EVANSVILLE, Ind. (WEHT)– On a daily basis more than 700 students walk these hallways. For close to half of them, they have to cross this highway. But now the Indiana Department of Transportation and the city are working together to make their trip to school safer.
After decades of work and worry, those who have fought for a safer way to school got it, and they’re excited.
“After all these years and you’re finally having it here it’s a good improvement for us and it makes us feel like people actually care about what’s going on on this side of town,” Jasmine Bennett says.
The intersection near Bosse High School at Highway 41 and Washington Avenue has been the topic of many conversations.
“There’s a potential for accidents there every day. As of any intersection.

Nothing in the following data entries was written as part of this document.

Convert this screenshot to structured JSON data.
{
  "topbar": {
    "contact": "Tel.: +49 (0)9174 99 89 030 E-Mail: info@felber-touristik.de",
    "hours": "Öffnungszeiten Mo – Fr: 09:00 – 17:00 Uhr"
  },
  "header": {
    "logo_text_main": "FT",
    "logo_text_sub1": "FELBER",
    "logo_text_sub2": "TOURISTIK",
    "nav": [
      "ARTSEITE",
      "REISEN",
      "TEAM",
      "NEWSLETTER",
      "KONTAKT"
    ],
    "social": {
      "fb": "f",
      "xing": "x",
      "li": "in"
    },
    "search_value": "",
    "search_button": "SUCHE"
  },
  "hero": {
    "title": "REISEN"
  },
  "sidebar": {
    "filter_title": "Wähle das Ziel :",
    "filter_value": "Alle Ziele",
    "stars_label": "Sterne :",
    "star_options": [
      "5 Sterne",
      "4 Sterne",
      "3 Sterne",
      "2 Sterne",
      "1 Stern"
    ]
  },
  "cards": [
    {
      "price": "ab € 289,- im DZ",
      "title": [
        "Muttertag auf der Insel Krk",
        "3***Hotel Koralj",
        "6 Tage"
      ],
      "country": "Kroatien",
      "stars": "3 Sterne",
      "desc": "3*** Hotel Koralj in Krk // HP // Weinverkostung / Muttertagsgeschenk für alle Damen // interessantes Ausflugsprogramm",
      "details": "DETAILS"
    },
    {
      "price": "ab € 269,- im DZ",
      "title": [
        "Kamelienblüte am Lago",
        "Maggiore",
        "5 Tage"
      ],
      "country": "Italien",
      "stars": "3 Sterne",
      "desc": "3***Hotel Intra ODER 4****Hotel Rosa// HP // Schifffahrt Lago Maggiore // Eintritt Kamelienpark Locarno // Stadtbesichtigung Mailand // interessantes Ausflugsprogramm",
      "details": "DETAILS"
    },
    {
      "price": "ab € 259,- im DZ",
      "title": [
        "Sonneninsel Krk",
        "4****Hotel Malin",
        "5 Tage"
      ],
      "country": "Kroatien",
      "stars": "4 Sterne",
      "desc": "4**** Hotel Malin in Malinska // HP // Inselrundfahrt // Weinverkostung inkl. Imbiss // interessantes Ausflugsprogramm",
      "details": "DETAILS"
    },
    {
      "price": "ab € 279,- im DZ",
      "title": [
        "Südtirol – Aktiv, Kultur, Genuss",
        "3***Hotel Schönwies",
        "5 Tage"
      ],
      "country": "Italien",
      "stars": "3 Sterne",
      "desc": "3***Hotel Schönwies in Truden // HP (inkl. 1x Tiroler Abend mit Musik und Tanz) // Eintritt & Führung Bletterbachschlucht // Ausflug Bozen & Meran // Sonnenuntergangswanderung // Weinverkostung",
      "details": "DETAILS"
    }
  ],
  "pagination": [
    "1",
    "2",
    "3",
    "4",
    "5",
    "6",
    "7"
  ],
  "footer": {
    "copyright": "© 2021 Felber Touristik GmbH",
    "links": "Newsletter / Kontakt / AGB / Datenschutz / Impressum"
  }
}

But it’s a very high-volume intersection so it stands to reason that we need improved safety measures there,” Mayor Llyod Winnecke says.
The students who use it everyday recognized this. That’s one of the reasons they stood up and rallied for their safety back in May. Mayor Llyod Winnecke says their willingness to stand up for themselves means something.
“It speaks to the power of persuasion by young people. And it says a lot that young people, that future generations of leaders want to step up and say hey listen to us,” Winnecke says.
“Their voice has been instrumental in making change and it will continue to be instrumental in making change not only inside our school and outside our school,” Aaron Huff explains.
Earlier this year the city expressed its concern about the intersection.
That started a study for potential options. But recently, one of the decision-makers got a look at it himself.
“Governor Holcomb watch that corridor with me a few weeks ago he saw firsthand how dangerous that could be and understood why we’re advocating for what we’re advocating for,” Winnecke says.
Their principal Aaron Huff says all the people who worked for this in the past are to thank.
“A need is been fulfilled. And that need is going to make kids really safe as they travel to school,” Huff.
The Indiana Department of Transportation says people should expect a little bit of a traffic change in this area while they’re working to get this bridge built. But in the long run, it’ll help those Bosse High School students who are working to get across the street so they can go to school.
Work is expected to start in 2023.
In the meantime, some short term solutions will be put in place. Like re-phasing the stoplights and installing a J-turn.